Since I'm not sure what a gill rake is I would go by the weight, or count dorsal spines.
9/21/01 3:47:00 PM
Magumbo (184.108.40.206) from ALABAMA says According to Shipp
According to Bob Shipp's book, the only true way to tell is by the gill rakes like above. However, it is important to note that lessers are much smaller than greaters. I was told by an old timer that if it was less than 18" long he considered it as a lesser jack and kept/counted as such, threw back anything between 18" and 28" (or is it 26"?) and of course kept anything above 28 as a greater. ...though don't know how the NMFS feels about that...
9/21/01 5:13:00 PM
Litetackleman from ALABAMA says Thanks here is a small update
We went out this morn. messing around and got 2 snaps in the 18-20 lb. range, and many ...many AJs, kept 2 30" but threw back 15-20 (had limitfor me and my Dad), The old man gave us a treat with the first grouper of the fall (in 80' of water 'bout 10 miles) He went 17 pounds and gave us a couple of nice fillets. Hitting it again in the morn , will give ya'll a report Monday.....LTM
9/21/01 10:11:00 PM
Sea-r-cy (220.127.116.11) from ARKANSAS says Greater or lesser?
Truth be known, most enforcement officers couldn't tell the difference in a 17" "lesser" and a 17" "greater". I'm with the old timer, I keep anything less than the 18" as a "lesser", and anything over 28" as a legal "greater". Sea-r-cy
9/22/01 7:32:00 AM
bonefish from TENNESSEE says Almaco Jacks...
There's a good piece on almaco jacks in "Florida Sportsman", April '01 issue. Says they have a long sicle-shaped dorsal and are deeper in the body, more compressed, "basically look like a greater amberjack that head-butted a reef." Capt. Dennis Forgione wrote the piece, had a lady client catch the 30-pound tackle class IGFA record at 16.5 pounds.

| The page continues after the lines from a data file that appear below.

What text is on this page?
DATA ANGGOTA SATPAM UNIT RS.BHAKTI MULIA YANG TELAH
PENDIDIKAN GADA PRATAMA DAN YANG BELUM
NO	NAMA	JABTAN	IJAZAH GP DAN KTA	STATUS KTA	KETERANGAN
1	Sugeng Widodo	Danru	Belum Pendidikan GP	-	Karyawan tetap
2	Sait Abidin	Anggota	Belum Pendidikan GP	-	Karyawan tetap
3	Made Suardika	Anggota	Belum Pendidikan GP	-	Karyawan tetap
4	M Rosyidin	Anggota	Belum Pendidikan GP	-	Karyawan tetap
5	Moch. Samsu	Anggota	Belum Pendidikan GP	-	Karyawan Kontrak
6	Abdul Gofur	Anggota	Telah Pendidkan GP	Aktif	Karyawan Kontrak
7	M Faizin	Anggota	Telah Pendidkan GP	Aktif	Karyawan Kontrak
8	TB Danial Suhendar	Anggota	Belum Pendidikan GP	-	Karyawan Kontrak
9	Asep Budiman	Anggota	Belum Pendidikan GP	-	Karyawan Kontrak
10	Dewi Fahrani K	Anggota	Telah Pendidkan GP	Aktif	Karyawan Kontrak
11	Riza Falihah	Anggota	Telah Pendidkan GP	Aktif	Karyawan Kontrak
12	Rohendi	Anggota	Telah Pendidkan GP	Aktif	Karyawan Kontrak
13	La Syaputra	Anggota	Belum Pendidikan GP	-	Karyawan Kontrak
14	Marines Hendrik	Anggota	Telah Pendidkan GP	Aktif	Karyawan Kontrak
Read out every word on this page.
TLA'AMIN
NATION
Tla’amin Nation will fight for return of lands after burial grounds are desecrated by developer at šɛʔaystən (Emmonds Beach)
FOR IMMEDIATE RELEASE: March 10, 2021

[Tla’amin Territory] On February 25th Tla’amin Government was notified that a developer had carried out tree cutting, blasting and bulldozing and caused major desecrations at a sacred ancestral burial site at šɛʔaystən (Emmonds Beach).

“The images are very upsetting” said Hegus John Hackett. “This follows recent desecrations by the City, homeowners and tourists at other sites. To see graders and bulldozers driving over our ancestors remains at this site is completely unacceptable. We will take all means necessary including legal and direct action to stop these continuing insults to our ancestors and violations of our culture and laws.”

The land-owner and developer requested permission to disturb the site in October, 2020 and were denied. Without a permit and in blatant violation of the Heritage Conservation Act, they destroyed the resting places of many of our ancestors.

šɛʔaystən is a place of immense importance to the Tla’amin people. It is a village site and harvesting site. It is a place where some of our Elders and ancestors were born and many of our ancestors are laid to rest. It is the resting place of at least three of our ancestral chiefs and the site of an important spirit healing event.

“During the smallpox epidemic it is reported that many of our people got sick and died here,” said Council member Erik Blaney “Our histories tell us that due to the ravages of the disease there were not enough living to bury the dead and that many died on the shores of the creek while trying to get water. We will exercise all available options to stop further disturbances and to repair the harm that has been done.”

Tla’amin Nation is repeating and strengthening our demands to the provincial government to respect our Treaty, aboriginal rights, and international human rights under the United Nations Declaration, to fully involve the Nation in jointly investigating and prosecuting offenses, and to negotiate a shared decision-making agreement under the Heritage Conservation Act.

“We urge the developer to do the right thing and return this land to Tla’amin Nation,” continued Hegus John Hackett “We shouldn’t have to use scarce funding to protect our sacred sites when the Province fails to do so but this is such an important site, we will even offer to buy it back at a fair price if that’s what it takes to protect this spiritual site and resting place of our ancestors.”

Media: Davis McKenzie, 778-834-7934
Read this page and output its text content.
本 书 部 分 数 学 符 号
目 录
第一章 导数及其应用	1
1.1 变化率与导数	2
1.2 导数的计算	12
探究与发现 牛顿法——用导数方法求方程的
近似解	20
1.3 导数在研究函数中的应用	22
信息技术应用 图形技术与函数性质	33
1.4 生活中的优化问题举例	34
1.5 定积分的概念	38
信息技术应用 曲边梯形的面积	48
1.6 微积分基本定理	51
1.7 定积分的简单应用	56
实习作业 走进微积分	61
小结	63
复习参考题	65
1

Hey, Litetackleman, we're leavin for Gulf Shores this coming Friday. Draggin my BayScout in hopes of some good inshore fishin and calm seas to run out to the rigs or reefs. Any suggestions you can offer will be appreciated. GPS numbers are rewarded with beer and such, email your phone number so we can meet down there.
9/22/01 3:23:00 PM
Litetackleman from ALABAMA says Sorry Bone
No numbers, we have been fishing public reefs. The close rigs are fished out, maybe get a mango or two and alot of big bluefish. We have been setting the anchor at sunrise, the bite has been turning off at 0930 or so.The early bird has got the worm 2 days strait now, this morn no wind 1 footers (good chop), limited on snapper by 0900, with 2 barely legal AJs released over 15 AJs ....I am sore,sore,sore...Could only catch snaps if you could get live pins past the AJs....Next Friday will be better if the cold front hangs around, they are moving back in, we fished in 80 foot of water, you can make it where we got 'em.....Good Luck......LTM
9/24/01 8:48:00 AM
Ray (18.104.22.168) from FLORIDA says "amberjacks"
There are actually four species of jacks that are very similar - the greater and lesser amberjacks, the almaco jack, and the banded rudderfish. The greater amberjack has a proportionately smaller eye than does the lesser amberjack; the stripe through the eye of the lesser amberjack stops in front of the dorsal fin (in the nape region), while that of the greater amberjack reaches the front of the fin. The almaco jack has a deeper body and longer dorsal and anal fin rays than the other three, and the banded rudderfish's body has proportions similar to a bluefish; it's a bit skinnier than the other three. Comparing meristics (counts, including gill rakers) and morphometrics (proportional measurements) can be used to distinguish between these fishes, but they're difficult, at best, to perform in a small boat.